活動レポート

2018年度活動レポート(一般公募コース)第423号

インド・ニッテ準大学から女性研究者と学生を招いて研究交流

弘前大学農学生命科学部
教授 牛田 千里さんからの報告

 さくらサイエンスプランの支援を受けて、2018年12月2日から12月7日の日程でインド・ニッテ準大学から准教授1名、研究員1名、大学生8名の計10名を本学に招きました。全員が女性であり、それぞれの専門(もしくは専攻)は生命科学、スポーツリハビリ、医学等でした。

学長表敬訪問

 学生の選抜は、引率を担当した准教授を中心にニッテ準大学の教員により行われ、真面目で意欲的な学生が集まりました。その多くが、将来、日本を含む海外への留学を希望していました。今回の事業の目的は、インドと日本の大学における教育と研究のしくみや女性研究者の現状等について情報交換し、互いに理解を深めることでした。飛行機の遅れによる予定変更のアクシデントがあったものの、計画は概ね順調に進み、目的は十分に果たせたものと考えます。以下、活動の概要を紹介します。

<12月2日>

 弘前到着予定でしたが、飛行機の遅れにより、予定外の成田1泊となりました。

<12月3日>

 弘前到着。オリエンテーションと学内の簡単な案内を行いました。招へいした学生の多くが初の海外渡航であったうえに、予定外の長旅となったことに疲れた表情を見せていたので、翌日からの活動に備えて予定を調整しました。

<12月4日>

 滞在中に行う実験の説明と準備を行いました。その後、農学生命科学部における情報交換会を開催し、ニッテ準大学および弘前大学、双方の学生がそれぞれの大学のしくみや教育、研究、自国の文化等について、パワーポイントを用いて紹介しました。質疑応答を含め、全て英語で行われました。参加者50人以上の活発な会となりました。

 その後、国際連携本部と男女共同参画推進室を訪問し、インド、日本両国における大学のシステムや、大学における男女比率、男女の意識の違い等について話し合いました。ニッテ準大学の生命科学系では8~9割の学生が女性であるとのことに驚きました。

農学生命科学部での情報交換会の様子

<12月5日>

 線虫を用いた遺伝子発現解析実験を行いました。体長1 mmにも満たない線虫を顕微鏡下でピックアップして試験管に入れるという作業にみな四苦八苦していました。

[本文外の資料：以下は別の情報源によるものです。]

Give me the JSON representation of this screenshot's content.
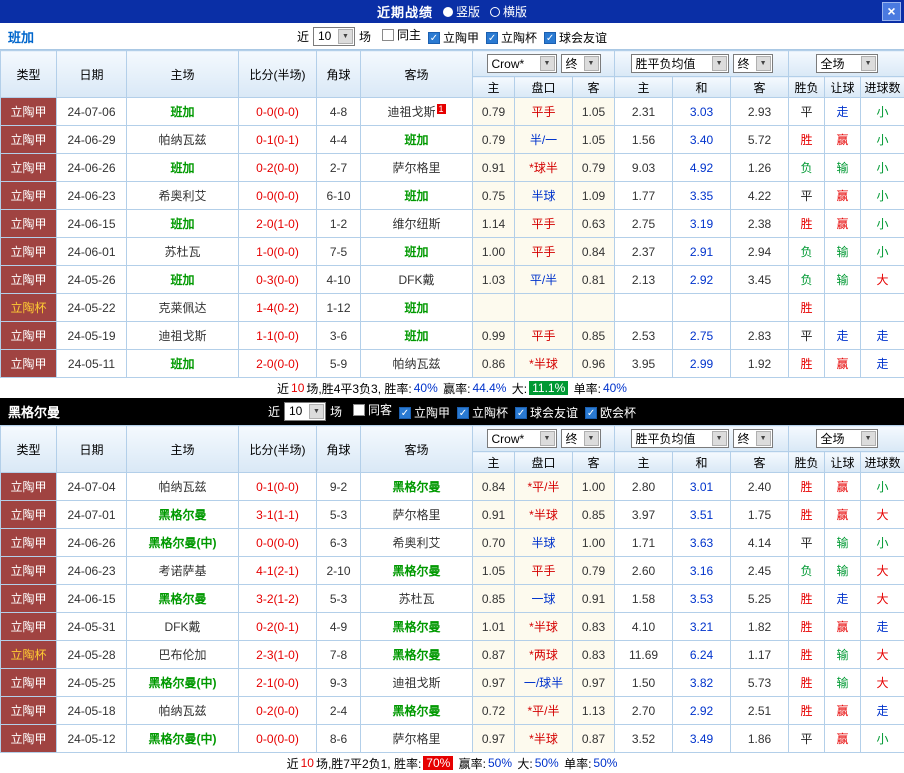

実験をサポートした本学大学院生の鮮やかな(?)手さばきにニッテ準大学の学生が感嘆したり、ニッテ準大学学生からの実験に関する鋭い質問に本学学生が慣れない英語で懸命に答えようとする場面等が見られ、双方の学生にとって良い体験となりました。なお、この日は東奥日報社からの取材を受け、学生のコメントが実験の様子とともに翌々日の朝刊に掲載されました。

実験の様子

<12月6日>

 桜で有名な弘前城とお寺や武家屋敷が並ぶ津軽の伝統的な街並みを訪ね、弘前ねぷたや津軽三味線等の文化を紹介しました。弘前市は同日から雪が降り、一同初めて見る雪に感嘆の声をあげていました。

弘前ねぷた体験

<12月7日>

 修了式を行いました。全員がインドの美しい民族衣装を身にまとい、それぞれに修了証を受け取りました。午後には弘前を発ち、帰国の途に就きました。